After a delicious breakfast we had a quick wander through the duty-free shops.  I needed an adaptor to plug my camera card into the laptop, and Perry decided to get a new point-and-shoot camera – neither of us had seen his old one since we moved house last year, so who knows where it might be.  I also took the chance to snap up some Apple AirPods (wireless earphones) as this is the first time I’d seen them in stock anywhere.

Before long it was time to board – and even though it was a 737 with the old-style Qantas business class seats, it was still nice and comfy with tons of legroom and excellent service from the Qantas crew.  Great good on board, too.  And always nice to drink out of real glass and eat off real plates.

The flight itself was uneventful, had a bit of a nap to try and ward off the effects on the early early start this morning, and before we knew it, we were already landing.

Getting through passport control & customs etc was really quick, it was maybe 20 minutes from landing to being out of the airport.  We took the SkyBus from the airport – it worked a treat, way cheaper than a taxi or an Uber, and dropped us off only a few minutes away from the hotel – The Sebel at Viaduct Harbour.

As luck would have it, at the hotel they upgraded us to a better room which was very kind – it’s basically a one bedroom apartment. It’s very comfy, plenty of room to move, with a view out to the Marina.



As seems to be a tradition when we’re on holiday, we jumped on the Hop-on/Hop-off bus to get to lay of the land and get an idea of places we want to go back and see later.  So far the Aquarium and the Museum are on the list, and the Sky Tower of course (we’re tourists, I think it’s obligatory!).  There’s so much water, it’s hardly surprising that apparently Auckland has one of the worlds highest per-capita level of boat ownership in the world.

After that, energy levels were somewhat flagging, so time to sample some local product – yep New Zealand Natural ice cream.  What a winner – delicious of course, but served in a doughnut cone … holiday food doesn’t have calories, right?  We also have to go back to try something that I bet would take off in Sydney if given half a change – ice-cream tacos. Oh yes! Thats definitely on the list to try before the end of this trip.

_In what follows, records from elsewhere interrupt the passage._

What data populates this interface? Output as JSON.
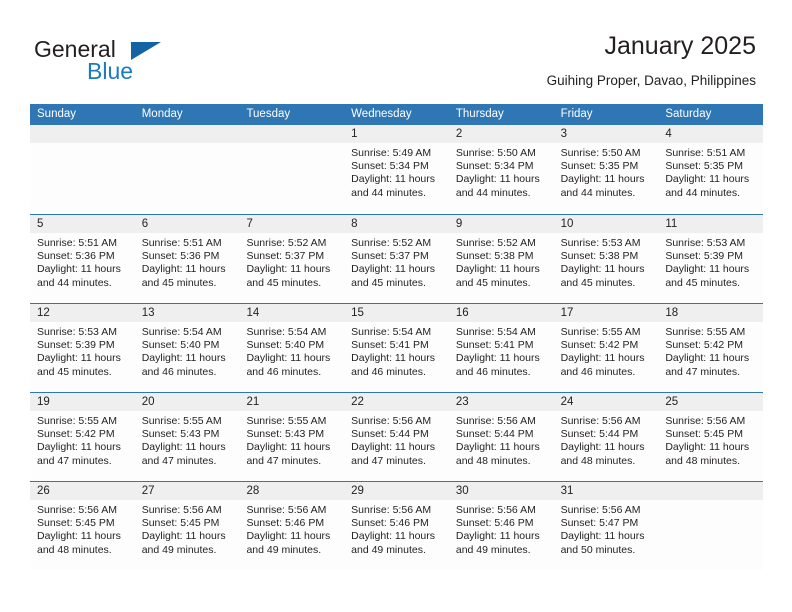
{
  "logo": {
    "word_one": "General",
    "word_two": "Blue",
    "mark": "triangle-icon"
  },
  "header": {
    "title": "January 2025",
    "subtitle": "Guihing Proper, Davao, Philippines"
  },
  "calendar": {
    "weekdays": [
      "Sunday",
      "Monday",
      "Tuesday",
      "Wednesday",
      "Thursday",
      "Friday",
      "Saturday"
    ],
    "labels": {
      "sunrise": "Sunrise:",
      "sunset": "Sunset:",
      "daylight": "Daylight:"
    },
    "colors": {
      "header_blue": "#2f76b5",
      "day_number_bar": "#efefef",
      "text": "#231f20",
      "logo_blue": "#1c7ac0"
    },
    "weeks": [
      [
        {
          "day": "",
          "empty": true
        },
        {
          "day": "",
          "empty": true
        },
        {
          "day": "",
          "empty": true
        },
        {
          "day": "1",
          "sunrise": "Sunrise: 5:49 AM",
          "sunset": "Sunset: 5:34 PM",
          "daylight": "Daylight: 11 hours and 44 minutes."
        },
        {
          "day": "2",
          "sunrise": "Sunrise: 5:50 AM",
          "sunset": "Sunset: 5:34 PM",
          "daylight": "Daylight: 11 hours and 44 minutes."
        },
        {
          "day": "3",
          "sunrise": "Sunrise: 5:50 AM",
          "sunset": "Sunset: 5:35 PM",
          "daylight": "Daylight: 11 hours and 44 minutes."
        },
        {
          "day": "4",
          "sunrise": "Sunrise: 5:51 AM",
          "sunset": "Sunset: 5:35 PM",
          "daylight": "Daylight: 11 hours and 44 minutes."
        }
      ],
      [
        {
          "day": "5",
          "sunrise": "Sunrise: 5:51 AM",
          "sunset": "Sunset: 5:36 PM",
          "daylight": "Daylight: 11 hours and 44 minutes."
        },
        {
          "day": "6",
          "sunrise": "Sunrise: 5:51 AM",
          "sunset": "Sunset: 5:36 PM",
          "daylight": "Daylight: 11 hours and 45 minutes."
        },
        {
          "day": "7",
          "sunrise": "Sunrise: 5:52 AM",
          "sunset": "Sunset: 5:37 PM",
          "daylight": "Daylight: 11 hours and 45 minutes."
        },
        {
          "day": "8",
          "sunrise": "Sunrise: 5:52 AM",
          "sunset": "Sunset: 5:37 PM",
          "daylight": "Daylight: 11 hours and 45 minutes."
        },
        {
          "day": "9",
          "sunrise": "Sunrise: 5:52 AM",
          "sunset": "Sunset: 5:38 PM",
          "daylight": "Daylight: 11 hours and 45 minutes."
        },
        {
          "day": "10",
          "sunrise": "Sunrise: 5:53 AM",
          "sunset": "Sunset: 5:38 PM",
          "daylight": "Daylight: 11 hours and 45 minutes."
        },
        {
          "day": "11",
          "sunrise": "Sunrise: 5:53 AM",
          "sunset": "Sunset: 5:39 PM",
          "daylight": "Daylight: 11 hours and 45 minutes."
        }
      ],
      [
        {
          "day": "12",
          "sunrise": "Sunrise: 5:53 AM",
          "sunset": "Sunset: 5:39 PM",
          "daylight": "Daylight: 11 hours and 45 minutes."
        },
        {
          "day": "13",
          "sunrise": "Sunrise: 5:54 AM",
          "sunset": "Sunset: 5:40 PM",
          "daylight": "Daylight: 11 hours and 46 minutes."
        },
        {
          "day": "14",
          "sunrise": "Sunrise: 5:54 AM",
          "sunset": "Sunset: 5:40 PM",
          "daylight": "Daylight: 11 hours and 46 minutes."
        },
        {
          "day": "15",
          "sunrise": "Sunrise: 5:54 AM",
          "sunset": "Sunset: 5:41 PM",
          "daylight": "Daylight: 11 hours and 46 minutes."
        },
        {
          "day": "16",
          "sunrise": "Sunrise: 5:54 AM",
          "sunset": "Sunset: 5:41 PM",
          "daylight": "Daylight: 11 hours and 46 minutes."
        },
        {
          "day": "17",
          "sunrise": "Sunrise: 5:55 AM",
          "sunset": "Sunset: 5:42 PM",
          "daylight": "Daylight: 11 hours and 46 minutes."
        },
        {
          "day": "18",
          "sunrise": "Sunrise: 5:55 AM",
          "sunset": "Sunset: 5:42 PM",
          "daylight": "Daylight: 11 hours and 47 minutes."
        }
      ],
      [
        {
          "day": "19",
          "sunrise": "Sunrise: 5:55 AM",
          "sunset": "Sunset: 5:42 PM",
          "daylight": "Daylight: 11 hours and 47 minutes."
        },
        {
          "day": "20",
          "sunrise": "Sunrise: 5:55 AM",
          "sunset": "Sunset: 5:43 PM",
          "daylight": "Daylight: 11 hours and 47 minutes."
        },
        {
          "day": "21",
          "sunrise": "Sunrise: 5:55 AM",
          "sunset": "Sunset: 5:43 PM",
          "daylight": "Daylight: 11 hours and 47 minutes."
        },
        {
          "day": "22",
          "sunrise": "Sunrise: 5:56 AM",
          "sunset": "Sunset: 5:44 PM",
          "daylight": "Daylight: 11 hours and 47 minutes."
        },
        {
          "day": "23",
          "sunrise": "Sunrise: 5:56 AM",
          "sunset": "Sunset: 5:44 PM",
          "daylight": "Daylight: 11 hours and 48 minutes."
        },
        {
          "day": "24",
          "sunrise": "Sunrise: 5:56 AM",
          "sunset": "Sunset: 5:44 PM",
          "daylight": "Daylight: 11 hours and 48 minutes."
        },
        {
          "day": "25",
          "sunrise": "Sunrise: 5:56 AM",
          "sunset": "Sunset: 5:45 PM",
          "daylight": "Daylight: 11 hours and 48 minutes."
        }
      ],
      [
        {
          "day": "26",
          "sunrise": "Sunrise: 5:56 AM",
          "sunset": "Sunset: 5:45 PM",
          "daylight": "Daylight: 11 hours and 48 minutes."
        },
        {
          "day": "27",
          "sunrise": "Sunrise: 5:56 AM",
          "sunset": "Sunset: 5:45 PM",
          "daylight": "Daylight: 11 hours and 49 minutes."
        },
        {
          "day": "28",
          "sunrise": "Sunrise: 5:56 AM",
          "sunset": "Sunset: 5:46 PM",
          "daylight": "Daylight: 11 hours and 49 minutes."
        },
        {
          "day": "29",
          "sunrise": "Sunrise: 5:56 AM",
          "sunset": "Sunset: 5:46 PM",
          "daylight": "Daylight: 11 hours and 49 minutes."
        },
        {
          "day": "30",
          "sunrise": "Sunrise: 5:56 AM",
          "sunset": "Sunset: 5:46 PM",
          "daylight": "Daylight: 11 hours and 49 minutes."
        },
        {
          "day": "31",
          "sunrise": "Sunrise: 5:56 AM",
          "sunset": "Sunset: 5:47 PM",
          "daylight": "Daylight: 11 hours and 50 minutes."
        },
        {
          "day": "",
          "empty": true
        }
      ]
    ]
  }
}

Another cool thing to see was a counter on the bike paths showing how many riders had gone past that day, and how many trips there had been that year.  I’m surprised they didn’t have some kind of calculation about how much petrol or carbon has been saved, but still good to see they’re making good use of the cycling infrastructure.

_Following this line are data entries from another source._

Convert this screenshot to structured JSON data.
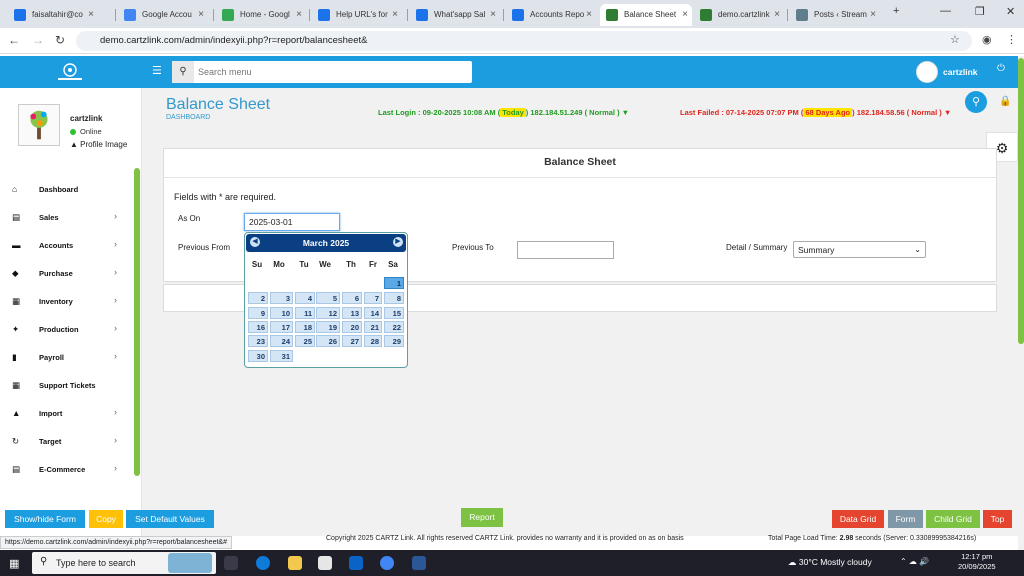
{
  "browser": {
    "tabs": [
      {
        "label": "faisaltahir@co",
        "color": "#1a73e8"
      },
      {
        "label": "Google Accou",
        "color": "#4285f4"
      },
      {
        "label": "Home - Googl",
        "color": "#34a853"
      },
      {
        "label": "Help URL's for",
        "color": "#1a73e8"
      },
      {
        "label": "What'sapp Sal",
        "color": "#1a73e8"
      },
      {
        "label": "Accounts Repo",
        "color": "#1a73e8"
      },
      {
        "label": "Balance Sheet",
        "color": "#2e7d32"
      },
      {
        "label": "demo.cartzlink",
        "color": "#2e7d32"
      },
      {
        "label": "Posts ‹ Stream",
        "color": "#607d8b"
      }
    ],
    "url": "demo.cartzlink.com/admin/indexyii.php?r=report/balancesheet&"
  },
  "header": {
    "search_placeholder": "Search menu",
    "user_name": "cartzlink"
  },
  "profile": {
    "name": "cartzlink",
    "status": "Online",
    "image_link": "Profile Image"
  },
  "sidebar": {
    "items": [
      {
        "label": "Dashboard",
        "icon": "tachometer-icon",
        "glyph": "⌂",
        "chevron": false
      },
      {
        "label": "Sales",
        "icon": "cart-icon",
        "glyph": "▤",
        "chevron": true
      },
      {
        "label": "Accounts",
        "icon": "bank-icon",
        "glyph": "▬",
        "chevron": true
      },
      {
        "label": "Purchase",
        "icon": "tag-icon",
        "glyph": "◆",
        "chevron": true
      },
      {
        "label": "Inventory",
        "icon": "grid-icon",
        "glyph": "▦",
        "chevron": true
      },
      {
        "label": "Production",
        "icon": "cogs-icon",
        "glyph": "✦",
        "chevron": true
      },
      {
        "label": "Payroll",
        "icon": "money-icon",
        "glyph": "▮",
        "chevron": true
      },
      {
        "label": "Support Tickets",
        "icon": "ticket-icon",
        "glyph": "▦",
        "chevron": false
      },
      {
        "label": "Import",
        "icon": "upload-icon",
        "glyph": "▲",
        "chevron": true
      },
      {
        "label": "Target",
        "icon": "refresh-icon",
        "glyph": "↻",
        "chevron": true
      },
      {
        "label": "E-Commerce",
        "icon": "cart-icon",
        "glyph": "▤",
        "chevron": true
      }
    ]
  },
  "page": {
    "title": "Balance Sheet",
    "subtitle": "DASHBOARD",
    "last_login_prefix": "Last Login : 09-20-2025 10:08 AM (",
    "last_login_badge": "Today",
    "last_login_suffix": ") 182.184.51.249 ( Normal ) ▼",
    "last_failed_prefix": "Last Failed : 07-14-2025 07:07 PM (",
    "last_failed_badge": "68 Days Ago",
    "last_failed_suffix": ") 182.184.58.56 ( Normal ) ▼"
  },
  "form": {
    "heading": "Balance Sheet",
    "required_note": "Fields with * are required.",
    "as_on_label": "As On",
    "as_on_value": "2025-03-01",
    "previous_from_label": "Previous From",
    "previous_to_label": "Previous To",
    "detail_label": "Detail / Summary",
    "detail_value": "Summary"
  },
  "datepicker": {
    "month_label": "March 2025",
    "weekdays": [
      "Su",
      "Mo",
      "Tu",
      "We",
      "Th",
      "Fr",
      "Sa"
    ],
    "first_weekday_index": 6,
    "days_in_month": 31,
    "selected_day": 1
  },
  "footer": {
    "buttons_left": [
      {
        "label": "Show/hide Form",
        "color": "#1b9de0"
      },
      {
        "label": "Copy",
        "color": "#ffc107"
      },
      {
        "label": "Set Default Values",
        "color": "#1b9de0"
      }
    ],
    "report_button": {
      "label": "Report",
      "color": "#7dc242"
    },
    "buttons_right": [
      {
        "label": "Data Grid",
        "color": "#e5452f"
      },
      {
        "label": "Form",
        "color": "#7f97a6"
      },
      {
        "label": "Child Grid",
        "color": "#7dc242"
      },
      {
        "label": "Top",
        "color": "#e5452f"
      }
    ],
    "copyright": "Copyright 2025 CARTZ Link. All rights reserved CARTZ Link. provides no warranty and it is provided on as on basis",
    "load_prefix": "Total Page Load Time: ",
    "load_bold": "2.98",
    "load_suffix": " seconds (Server: 0.33089995384216s)",
    "status_url": "https://demo.cartzlink.com/admin/indexyii.php?r=report/balancesheet&#"
  },
  "taskbar": {
    "search_text": "Type here to search",
    "weather": "30°C  Mostly cloudy",
    "time": "12:17 pm",
    "date": "20/09/2025"
  }
}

After that it was time to go back to the hotel and check out the purchases – the AirPods work a treat, and Perry fumbled around in his hand luggage looking for the cable to connect his new camera to his iPad.  And next thing you know … yep, hidden is his hand luggage is the old, lost, couldn’t-find-it-anywhere camera! A good laugh was had by all – but still, it was a good 8 or 9 years old and getting a bit temperamental so the new one was still a smart move.  But still, kind funny 🙂 We now have no lack of cameras for this trip…

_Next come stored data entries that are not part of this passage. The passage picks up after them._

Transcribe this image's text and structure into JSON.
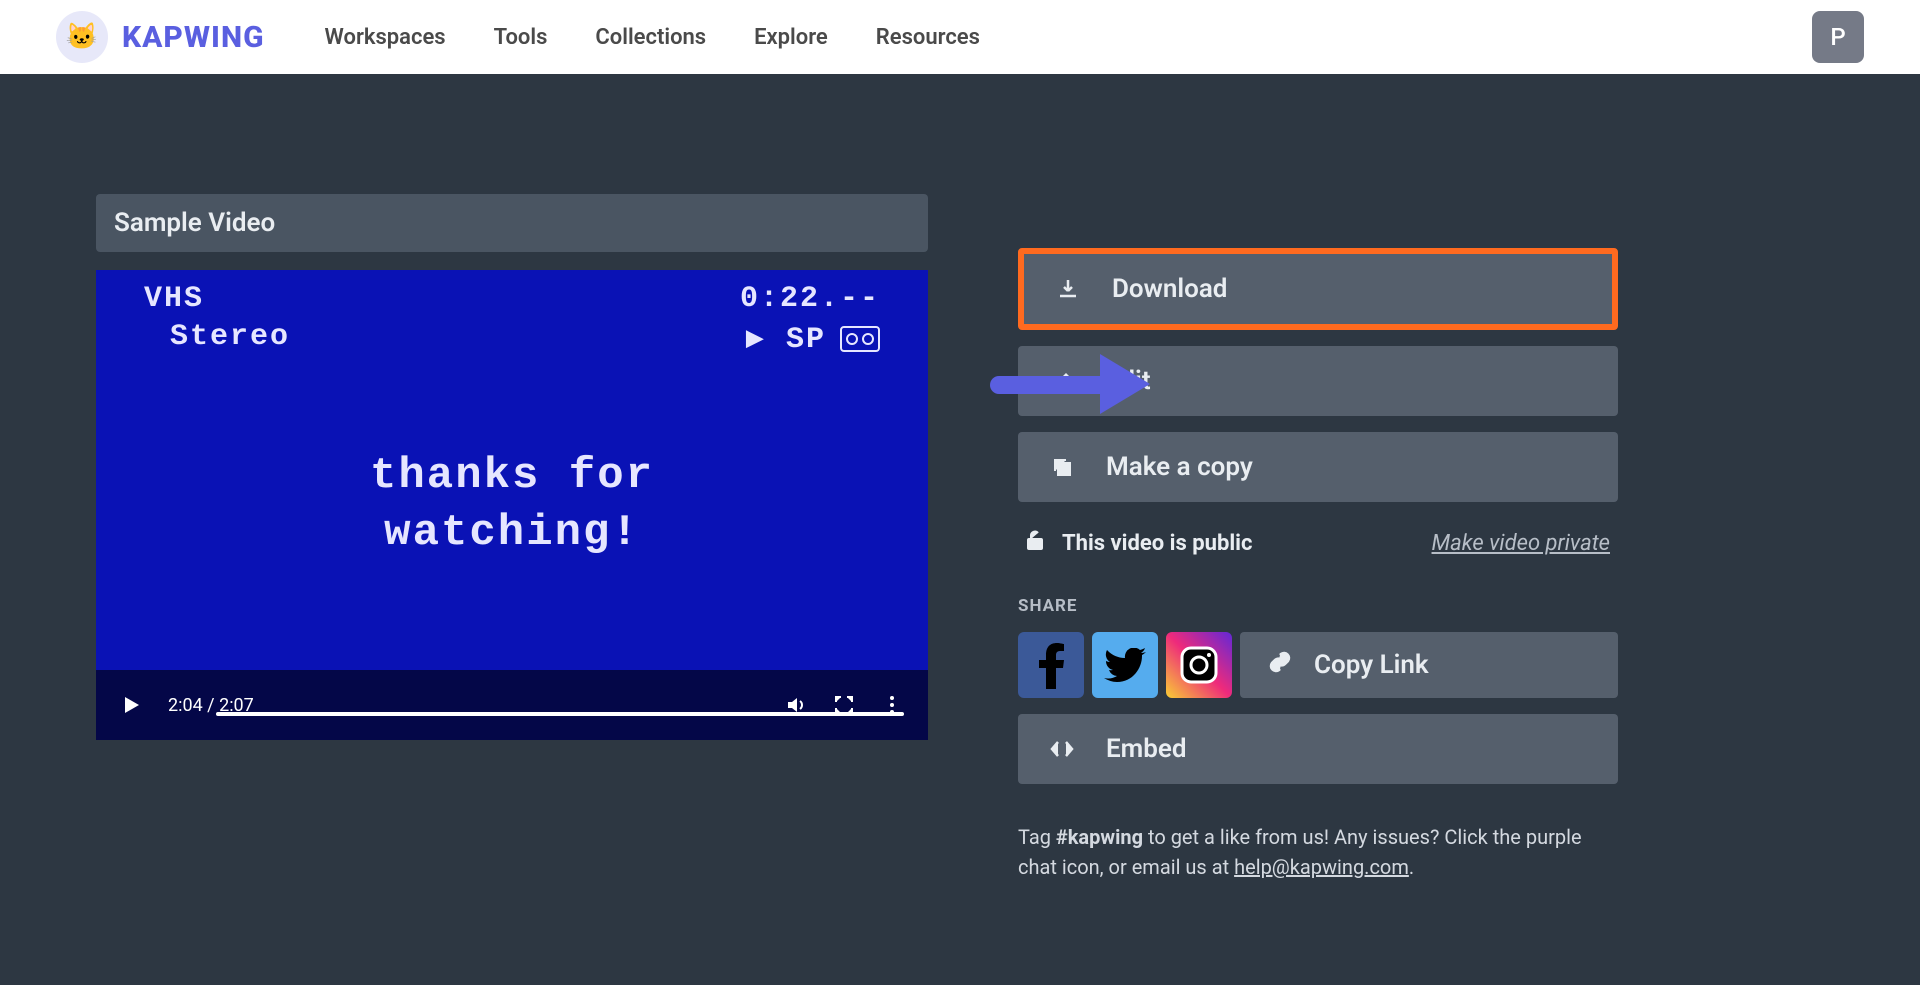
{
  "header": {
    "brand": "KAPWING",
    "nav": [
      "Workspaces",
      "Tools",
      "Collections",
      "Explore",
      "Resources"
    ],
    "avatar_initial": "P"
  },
  "video": {
    "title": "Sample Video",
    "overlay": {
      "topleft1": "VHS",
      "topleft2": "Stereo",
      "topright1": "0:22.--",
      "topright2": "▶  SP",
      "center": "thanks for\nwatching!"
    },
    "player": {
      "current": "2:04",
      "duration": "2:07"
    }
  },
  "actions": {
    "download": "Download",
    "edit": "Edit",
    "copy": "Make a copy"
  },
  "privacy": {
    "status": "This video is public",
    "toggle": "Make video private"
  },
  "share": {
    "label": "SHARE",
    "copy_link": "Copy Link",
    "embed": "Embed"
  },
  "footer": {
    "pre": "Tag ",
    "hashtag": "#kapwing",
    "mid": " to get a like from us! Any issues? Click the purple chat icon, or email us at ",
    "email": "help@kapwing.com",
    "post": "."
  }
}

By dinnertime we were both exhausted so we travelled all the way to the Sushi Train right next to the hotel – good stuff, as always.  Now it’s time to write this entry, collapse into bed and sleep for what probably be a heck of a long time!

(Tomorrow I’ll post a link to a video I took on the bus trip)


Hello and welcome to WordPress. The old site I used to use, TravelPod, is sadly about to shut down, so no point putting anything new there if it’ll all get deleted in a few weeks anyway.  I’ve downloaded the old blogs from our Europe and USA trips so at least I won’t lose them. I might post them here one day if I can figure out how to do it easily.

Anyway just a short trip coming up this time – we’ll soon be off for 6 days in New Zealand.